Italy’s Faster Tax Deductibility of Loan-Loss Charges Is Credit Positive
On 24 June, the Italian government passed a decree, pending Parliamentary approval, that would allow
banks full tax deductibility of loan-loss charges in the year in which they are booked rather than over five
years as currently required. The change is credit positive for Italian banks because speeding up the tax
deduction will reduce the banks’ taxes and increase after tax cash flow that can build cash capital.

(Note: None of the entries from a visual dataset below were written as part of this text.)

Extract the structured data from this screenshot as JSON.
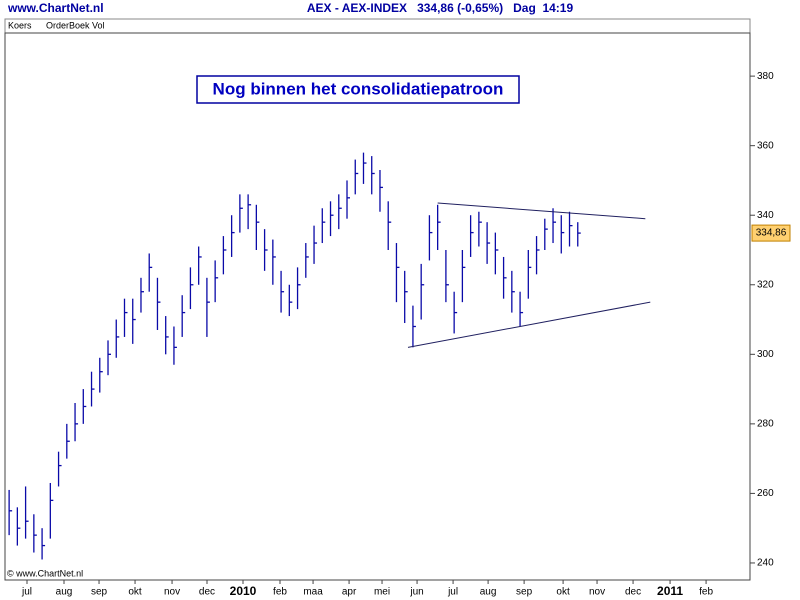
{
  "header": {
    "site": "www.ChartNet.nl",
    "title": "AEX - AEX-INDEX   334,86 (-0,65%)   Dag  14:19"
  },
  "tabs": [
    "Koers",
    "OrderBoek Vol"
  ],
  "footer": "© www.ChartNet.nl",
  "chart_data": {
    "type": "ohlc",
    "annotation": "Nog binnen het consolidatiepatroon",
    "color": "#0a0aa8",
    "x": [
      0.5,
      1.5,
      2.5,
      3.5,
      4.5,
      5.5,
      6.5,
      7.5,
      8.5,
      9.5,
      10.5,
      11.5,
      12.5,
      13.5,
      14.5,
      15.5,
      16.5,
      17.5,
      18.5,
      19.5,
      20.5,
      21.5,
      22.5,
      23.5,
      24.5,
      25.5,
      26.5,
      27.5,
      28.5,
      29.5,
      30.5,
      31.5,
      32.5,
      33.5,
      34.5,
      35.5,
      36.5,
      37.5,
      38.5,
      39.5,
      40.5,
      41.5,
      42.5,
      43.5,
      44.5,
      45.5,
      46.5,
      47.5,
      48.5,
      49.5,
      50.5,
      51.5,
      52.5,
      53.5,
      54.5,
      55.5,
      56.5,
      57.5,
      58.5,
      59.5,
      60.5,
      61.5,
      62.5,
      63.5,
      64.5,
      65.5,
      66.5,
      67.5,
      68.5,
      69.5
    ],
    "high": [
      261,
      256,
      262,
      254,
      250,
      263,
      272,
      280,
      286,
      290,
      295,
      299,
      304,
      310,
      316,
      316,
      322,
      329,
      322,
      311,
      308,
      317,
      325,
      331,
      322,
      327,
      334,
      340,
      346,
      346,
      343,
      336,
      333,
      324,
      320,
      325,
      332,
      337,
      342,
      344,
      346,
      350,
      356,
      358,
      357,
      353,
      344,
      332,
      324,
      314,
      326,
      340,
      343,
      330,
      318,
      330,
      340,
      341,
      338,
      335,
      328,
      324,
      318,
      330,
      334,
      339,
      342,
      340,
      341,
      338
    ],
    "low": [
      248,
      245,
      247,
      243,
      241,
      247,
      262,
      270,
      275,
      280,
      285,
      289,
      294,
      299,
      305,
      303,
      312,
      318,
      307,
      300,
      297,
      305,
      313,
      320,
      305,
      315,
      323,
      328,
      335,
      336,
      330,
      324,
      320,
      312,
      311,
      313,
      322,
      326,
      332,
      334,
      336,
      339,
      346,
      349,
      346,
      341,
      330,
      315,
      309,
      302,
      310,
      327,
      330,
      315,
      306,
      315,
      328,
      331,
      326,
      323,
      316,
      312,
      308,
      316,
      323,
      330,
      332,
      329,
      331,
      331
    ],
    "close": [
      255,
      250,
      252,
      248,
      245,
      258,
      268,
      275,
      280,
      285,
      290,
      295,
      300,
      305,
      312,
      310,
      318,
      325,
      315,
      305,
      302,
      312,
      320,
      328,
      315,
      322,
      330,
      335,
      342,
      343,
      338,
      330,
      328,
      318,
      315,
      320,
      328,
      332,
      338,
      340,
      342,
      345,
      352,
      355,
      352,
      348,
      338,
      325,
      318,
      308,
      320,
      335,
      338,
      320,
      312,
      325,
      335,
      338,
      332,
      330,
      322,
      318,
      312,
      325,
      330,
      336,
      338,
      335,
      337,
      334.86
    ],
    "last_price": {
      "value": 334.86,
      "label": "334,86"
    },
    "trendlines": [
      {
        "x": [
          52.5,
          77.7
        ],
        "y": [
          343.5,
          339
        ]
      },
      {
        "x": [
          48.9,
          78.3
        ],
        "y": [
          302,
          315
        ]
      }
    ],
    "xlim": [
      0,
      90.4
    ],
    "xticks": [
      {
        "value": 2.67,
        "label": "jul"
      },
      {
        "value": 7.16,
        "label": "aug"
      },
      {
        "value": 11.41,
        "label": "sep"
      },
      {
        "value": 15.78,
        "label": "okt"
      },
      {
        "value": 20.27,
        "label": "nov"
      },
      {
        "value": 24.51,
        "label": "dec"
      },
      {
        "value": 28.88,
        "label": "2010",
        "bold": true
      },
      {
        "value": 33.37,
        "label": "feb"
      },
      {
        "value": 37.38,
        "label": "maa"
      },
      {
        "value": 41.75,
        "label": "apr"
      },
      {
        "value": 45.75,
        "label": "mei"
      },
      {
        "value": 50.0,
        "label": "jun"
      },
      {
        "value": 54.37,
        "label": "jul"
      },
      {
        "value": 58.62,
        "label": "aug"
      },
      {
        "value": 62.99,
        "label": "sep"
      },
      {
        "value": 67.72,
        "label": "okt"
      },
      {
        "value": 71.84,
        "label": "nov"
      },
      {
        "value": 76.21,
        "label": "dec"
      },
      {
        "value": 80.7,
        "label": "2011",
        "bold": true
      },
      {
        "value": 85.07,
        "label": "feb"
      }
    ],
    "ylim": [
      235.1,
      392.4
    ],
    "yticks": [
      240,
      260,
      280,
      300,
      320,
      340,
      360,
      380
    ]
  }
}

The decree will reduce the generation of new deferred tax assets for at least the next two years, when we
expect loan-loss charges to remain high. Since 2010, loan-loss charges have constituted an average of
nearly 80% of the system’s pre-provision profit, reaching a peak of 101% in 2013 (see exhibit). The decree
will also improve Italy’s comparability with other European banking systems.
The limited deductibility of loan-loss charges has generated a substantial amount of deferred tax assets; as
of December 2014, the stock of deferred tax assets generated by the limited tax deductibility of loan-loss
charges was €43 billion.
In line with our forecasts of a moderate recovery in Italy’s economy (we expect GDP growth of less than 1%
in both 2015 and 2016), we expect loan-loss charges to fall slightly. However, it is unlikely that they will
return to pre-crisis lows, and we expect that they will remain a significant factor affecting Italian banks’
profitability. The other major European banking systems allow banks to deduct loan-loss charges in the year
they are booked; this new approach will put Italian banks in line with most banking systems globally,
levelling the playing field.
The new law will not change regulatory capital ratios for Italian banks. In past years, Italian banks have been
allowed to account for the deferred tax assets generated by the deductibility over five years of loan-loss
charges as a component of common equity Tier 1.